Es war eine schwierige Entscheidung. "Was möchtest du?", fragte ich irgendwann. Ace zuckte mit seinen Schultern. "Ist immer noch deine Entscheidung, aber ich glaube, dass meine Freunde etwas enttäuscht wären, wenn du einfach so verschwinden würdest." Ich sah ihn irritiert an. Es war nicht so, dass ich ihm nicht glaubte, aber etwas in mir sagte mir, dass er wollte, dass ich blieb. Aber warum sollte er das wollen? Er hatte früher schon nicht gerne Zeit mit mir verbracht. Das war bestimmt nur Einbildung.

Es dauerte etwas, aber ich hatte mich entschieden. "Ich glaube, ich bleibe erstmal... Aber, wenn du mich wieder zum Frust abreagieren benutzt, dann verschwinde ich. Du bist gruseliger, als meine Mutter!", stimmte ich zu, den letzten Satz ließ ich aber vorwurfsvoll klingen. "Jaja, hab verstanden.
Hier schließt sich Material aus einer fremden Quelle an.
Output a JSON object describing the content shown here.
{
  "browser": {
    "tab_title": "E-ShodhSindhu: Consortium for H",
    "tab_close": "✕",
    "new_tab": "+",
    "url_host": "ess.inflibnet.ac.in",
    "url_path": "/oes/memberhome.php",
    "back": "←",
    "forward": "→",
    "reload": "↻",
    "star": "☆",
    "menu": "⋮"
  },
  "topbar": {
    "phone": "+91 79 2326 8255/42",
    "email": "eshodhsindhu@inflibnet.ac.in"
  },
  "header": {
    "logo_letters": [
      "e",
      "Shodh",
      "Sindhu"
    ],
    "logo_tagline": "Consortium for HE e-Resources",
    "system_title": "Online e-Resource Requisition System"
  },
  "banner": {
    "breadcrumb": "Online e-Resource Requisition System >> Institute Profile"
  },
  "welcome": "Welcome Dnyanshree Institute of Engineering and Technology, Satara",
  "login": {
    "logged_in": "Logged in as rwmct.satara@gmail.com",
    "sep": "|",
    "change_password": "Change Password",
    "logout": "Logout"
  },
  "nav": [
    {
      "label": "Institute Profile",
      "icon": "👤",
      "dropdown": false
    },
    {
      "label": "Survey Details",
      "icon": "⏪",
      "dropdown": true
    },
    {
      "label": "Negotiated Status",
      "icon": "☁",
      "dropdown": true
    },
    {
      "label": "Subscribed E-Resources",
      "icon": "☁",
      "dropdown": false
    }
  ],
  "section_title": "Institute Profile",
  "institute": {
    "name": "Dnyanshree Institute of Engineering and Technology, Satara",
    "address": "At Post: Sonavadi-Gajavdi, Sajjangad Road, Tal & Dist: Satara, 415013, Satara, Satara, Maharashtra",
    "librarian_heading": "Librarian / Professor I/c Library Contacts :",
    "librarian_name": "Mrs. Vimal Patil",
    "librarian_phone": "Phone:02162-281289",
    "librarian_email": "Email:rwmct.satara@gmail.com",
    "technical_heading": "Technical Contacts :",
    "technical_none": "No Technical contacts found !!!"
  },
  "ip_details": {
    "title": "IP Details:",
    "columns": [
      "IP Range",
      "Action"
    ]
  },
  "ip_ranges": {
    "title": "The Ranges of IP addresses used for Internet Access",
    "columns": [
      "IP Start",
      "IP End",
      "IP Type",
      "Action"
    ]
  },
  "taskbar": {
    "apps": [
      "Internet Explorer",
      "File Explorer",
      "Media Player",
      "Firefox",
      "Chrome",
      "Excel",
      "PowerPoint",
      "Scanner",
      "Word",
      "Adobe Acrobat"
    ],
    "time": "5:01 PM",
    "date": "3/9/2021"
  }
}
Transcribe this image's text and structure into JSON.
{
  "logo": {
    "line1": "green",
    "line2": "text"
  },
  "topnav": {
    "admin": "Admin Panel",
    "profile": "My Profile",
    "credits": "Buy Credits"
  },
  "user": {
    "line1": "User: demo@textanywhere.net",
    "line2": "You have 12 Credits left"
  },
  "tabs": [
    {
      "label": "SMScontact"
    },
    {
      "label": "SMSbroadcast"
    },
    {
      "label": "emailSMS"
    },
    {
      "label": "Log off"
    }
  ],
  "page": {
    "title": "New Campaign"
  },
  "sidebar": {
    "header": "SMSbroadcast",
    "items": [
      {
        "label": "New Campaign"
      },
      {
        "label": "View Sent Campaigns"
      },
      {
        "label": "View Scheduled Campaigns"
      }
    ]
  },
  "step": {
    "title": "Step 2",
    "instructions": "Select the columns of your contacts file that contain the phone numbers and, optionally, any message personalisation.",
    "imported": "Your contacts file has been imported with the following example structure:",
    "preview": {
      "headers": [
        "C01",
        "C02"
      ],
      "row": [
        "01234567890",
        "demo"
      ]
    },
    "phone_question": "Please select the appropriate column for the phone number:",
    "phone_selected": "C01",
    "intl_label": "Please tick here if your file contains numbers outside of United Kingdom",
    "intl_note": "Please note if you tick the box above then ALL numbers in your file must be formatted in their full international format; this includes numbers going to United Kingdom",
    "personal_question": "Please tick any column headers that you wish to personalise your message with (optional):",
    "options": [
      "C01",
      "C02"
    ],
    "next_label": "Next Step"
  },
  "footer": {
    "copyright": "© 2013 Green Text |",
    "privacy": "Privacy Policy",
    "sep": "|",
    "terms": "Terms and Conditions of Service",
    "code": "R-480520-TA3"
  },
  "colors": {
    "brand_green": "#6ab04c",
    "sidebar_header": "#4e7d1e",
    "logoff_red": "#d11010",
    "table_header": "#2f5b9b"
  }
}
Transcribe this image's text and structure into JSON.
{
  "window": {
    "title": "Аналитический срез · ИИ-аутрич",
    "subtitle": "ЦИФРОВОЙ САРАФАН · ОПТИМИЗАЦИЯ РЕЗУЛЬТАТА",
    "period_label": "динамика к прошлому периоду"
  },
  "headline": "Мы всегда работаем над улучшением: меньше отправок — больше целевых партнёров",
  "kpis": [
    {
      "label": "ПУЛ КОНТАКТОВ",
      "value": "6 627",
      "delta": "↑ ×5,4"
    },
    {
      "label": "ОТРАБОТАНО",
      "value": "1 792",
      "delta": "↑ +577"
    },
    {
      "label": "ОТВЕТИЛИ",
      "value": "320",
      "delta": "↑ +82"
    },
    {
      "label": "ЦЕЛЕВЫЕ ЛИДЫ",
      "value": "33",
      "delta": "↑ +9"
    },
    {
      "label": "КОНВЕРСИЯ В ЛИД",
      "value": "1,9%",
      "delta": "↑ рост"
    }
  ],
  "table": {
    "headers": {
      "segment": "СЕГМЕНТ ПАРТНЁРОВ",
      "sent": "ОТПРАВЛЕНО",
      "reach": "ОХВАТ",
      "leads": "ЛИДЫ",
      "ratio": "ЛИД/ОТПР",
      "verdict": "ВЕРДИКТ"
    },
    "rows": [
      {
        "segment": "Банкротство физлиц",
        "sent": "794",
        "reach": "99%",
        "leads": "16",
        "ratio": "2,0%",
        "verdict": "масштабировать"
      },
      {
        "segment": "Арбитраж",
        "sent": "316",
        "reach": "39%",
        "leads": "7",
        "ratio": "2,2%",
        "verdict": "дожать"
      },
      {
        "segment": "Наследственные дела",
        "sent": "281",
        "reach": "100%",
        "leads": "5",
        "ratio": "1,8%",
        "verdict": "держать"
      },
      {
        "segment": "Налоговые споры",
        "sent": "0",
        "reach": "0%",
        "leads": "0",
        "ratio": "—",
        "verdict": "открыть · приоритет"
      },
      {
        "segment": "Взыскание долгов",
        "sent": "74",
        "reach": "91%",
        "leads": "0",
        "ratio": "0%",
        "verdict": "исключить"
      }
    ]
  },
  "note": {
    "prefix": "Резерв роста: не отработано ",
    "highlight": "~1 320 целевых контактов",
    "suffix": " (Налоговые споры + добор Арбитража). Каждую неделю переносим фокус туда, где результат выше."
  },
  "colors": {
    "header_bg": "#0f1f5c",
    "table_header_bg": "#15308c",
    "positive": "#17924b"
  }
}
Keine Sorge, wenn ich nächstes Mal sauer bin, trainiere ich meinen Frust ab. Jozu wird sich über ein zusätzliches Kampftraining sicher freuen..." Der Schwarzhaarige Grinste schelmisch. Der arme Jozu. Was hatte er getan, um den Zorn der Feuerfaust auf sich zu ziehen? "Er hat mich genervt", beantwortete der Sommersprossige meine unausgesprochene Frage. "Ach ja und kannst du deinem Golem sagen, dass er mich bitte wieder runter lassen soll? Ich halte sowas zwar ne Weile aus, aber mir wird schon langsam schwindelig." Er hatte recht, sein Kopf sah so rot aus, wie eine Tomate oder Paprika. Mein 'kleiner' Freund sollte den Schwarzhaarigen wirklich langsam absetzen, bevor sein Kopf von dem vielen Blut darin noch platzte. Ich nickte meinem Freund zu und er ließ ihn fallen. Ace fiel unsanft auf seinen Kopf. "War das nötig?", fragte er, nachdem er sich in den Schneidersitz gesetzt hatte und rieb sich seine Beule am Hinterkopf. Er wackelte etwas, als müsste er sich erst einmal wieder daran gewöhnen, dass sein Blut wieder normal durch seinen Körper floss.
Ich kicherte und der Schwarzhaarige sah mich wie ein schmollendes Kleinkind an. Der Golem hatte sich nun auch wieder zurückverwandelt und setzte sich zu uns. "Bin ich wirklich gruseliger als Finix?", fragte die Sommersprosse. "Ja, schon, wenn du wütend bist. Außerdem wirst du dann unerträglich heiß", bestätigte ich seine Frage kichernd. Er sah wirklich lustig aus. "Das ich heiß bin, weiß ich." Er wackelte mit seinen Augenbrauen. Leicht irritiert sah ich ihn an, dass das zweideutig gemeint war, verstand ich erst, nachdem ich den Satz mehrmals in Gedanken wiederholt hatte. "So war das nicht gemeint!", protestierte ich. Er grinste mich unverschämt an: "Ich weiß, aber du musst zugeben, dass ich recht habe." "In Bezug auf deine Körpertemperatur stimmt das... Aber was soll das überhaupt?", fragte ich perplex. Ace sah mich kurz ebenfalls perplex an, bis er realisierte, über was wir eigentlich redeten. Irrte ich mich oder wurde er etwas rot im Gesicht? Das kam ganz sicher noch davon, dass der Golem ihn kopfüber gehalten hatte, andernfalls konnte ich mir seine Reaktion nicht erklären. Das Beste war es, wenn ich nun einfach das Thema wechseln würde.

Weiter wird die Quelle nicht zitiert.